Two new members added to Turkey’s muscari family

Two new members added to Turkey’s muscari family

İdris Emen-ISTANBUL

The total number of muscari plant species in Turkey has increased to 45 with the two new ones added to the scientific literature.

“Turkey is a very rich country in terms of plant diversity. It is even richer than the Middle Eastern and European countries. This fact also applies to the muscari species,” associate professor İsmail Eker from the botany department of the Bolu Abant İzzet Baysal University said.

“With the two new species, the number of the muscari species present in Turkey has increased to 45, and 30 of these species are indigenous to Anatolia,” he told daily Hürriyet.

Eker has named the muscari species that he had first encountered in the mountainous area around the Lake Abant in the western Black Sea province of Bolu in 2006 after his son Pamir Yiğit: Muscari Pamiryigidii Eker.

The other newly discovered muscari species, Muscari Fatmacereniae Eker, was named after his wife Fatma and nephew Ceren. İsmail Eker first found this species in the countryside of the Tufanbeyli district in the southern Adana province last year.
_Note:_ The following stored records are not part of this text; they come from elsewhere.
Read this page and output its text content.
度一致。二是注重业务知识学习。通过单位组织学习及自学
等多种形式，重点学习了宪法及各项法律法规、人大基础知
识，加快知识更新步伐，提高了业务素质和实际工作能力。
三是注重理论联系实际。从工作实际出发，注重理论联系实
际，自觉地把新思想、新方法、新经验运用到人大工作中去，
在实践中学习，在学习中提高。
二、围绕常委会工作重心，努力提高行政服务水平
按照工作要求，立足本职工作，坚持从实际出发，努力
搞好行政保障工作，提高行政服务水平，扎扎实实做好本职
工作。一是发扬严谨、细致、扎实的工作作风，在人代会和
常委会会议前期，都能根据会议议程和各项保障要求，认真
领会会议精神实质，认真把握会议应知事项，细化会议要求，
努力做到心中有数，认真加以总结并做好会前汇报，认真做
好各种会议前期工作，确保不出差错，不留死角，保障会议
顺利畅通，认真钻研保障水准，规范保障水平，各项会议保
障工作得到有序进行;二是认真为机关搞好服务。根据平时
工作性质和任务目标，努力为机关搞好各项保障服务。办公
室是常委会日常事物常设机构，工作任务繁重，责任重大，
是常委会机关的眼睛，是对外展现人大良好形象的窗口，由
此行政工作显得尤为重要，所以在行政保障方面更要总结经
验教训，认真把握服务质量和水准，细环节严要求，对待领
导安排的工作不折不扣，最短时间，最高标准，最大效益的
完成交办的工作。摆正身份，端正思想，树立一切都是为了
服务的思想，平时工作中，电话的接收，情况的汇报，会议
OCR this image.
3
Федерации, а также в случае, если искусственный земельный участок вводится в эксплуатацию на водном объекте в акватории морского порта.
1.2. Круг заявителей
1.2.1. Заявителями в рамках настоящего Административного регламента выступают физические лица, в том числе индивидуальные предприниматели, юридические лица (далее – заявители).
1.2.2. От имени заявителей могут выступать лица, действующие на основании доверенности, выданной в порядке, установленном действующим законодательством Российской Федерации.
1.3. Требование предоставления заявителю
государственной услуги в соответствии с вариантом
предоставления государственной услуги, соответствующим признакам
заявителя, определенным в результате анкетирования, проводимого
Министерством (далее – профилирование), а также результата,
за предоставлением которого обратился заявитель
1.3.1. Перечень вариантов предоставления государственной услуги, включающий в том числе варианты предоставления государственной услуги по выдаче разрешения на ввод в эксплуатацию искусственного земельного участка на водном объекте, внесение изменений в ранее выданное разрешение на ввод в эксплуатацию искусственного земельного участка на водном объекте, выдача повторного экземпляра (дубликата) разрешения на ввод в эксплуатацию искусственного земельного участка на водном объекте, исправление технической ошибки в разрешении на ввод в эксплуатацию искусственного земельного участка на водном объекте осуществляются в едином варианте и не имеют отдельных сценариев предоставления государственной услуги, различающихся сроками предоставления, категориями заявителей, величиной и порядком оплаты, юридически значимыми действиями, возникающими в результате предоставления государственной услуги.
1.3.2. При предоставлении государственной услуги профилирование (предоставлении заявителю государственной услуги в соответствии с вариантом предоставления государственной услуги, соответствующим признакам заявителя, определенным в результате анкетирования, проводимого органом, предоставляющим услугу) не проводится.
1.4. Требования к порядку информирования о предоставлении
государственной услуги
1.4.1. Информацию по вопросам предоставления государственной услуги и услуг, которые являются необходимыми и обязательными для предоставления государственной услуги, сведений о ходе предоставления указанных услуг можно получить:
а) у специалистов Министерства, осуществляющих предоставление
Following the examinations on the collected muscari samples in the laboratory, Eker wrote articles in the peer-reviewed international science journal Phytotaxa to inform the science world of the new members of the muscari family.

“Actually, rather than discovering new species, our main job as the plant researchers is to establish the boundaries of species by presenting the inventory of plant species in a specific geography, or the similarities and differences between species in the same plant group,” said Eker, who has been working on muscari species for 15 years.

“During our studies, we act keeping in mind that sometimes we can coincidentally find new species. The discovery of a new species can happen instantly on a field research or it can take long years,” he added.

Turkey is home to 10,000 plant species and about one-third of them are endemic plant species. Nearly 10 percent of the indigenous plants are in critical danger of extinction.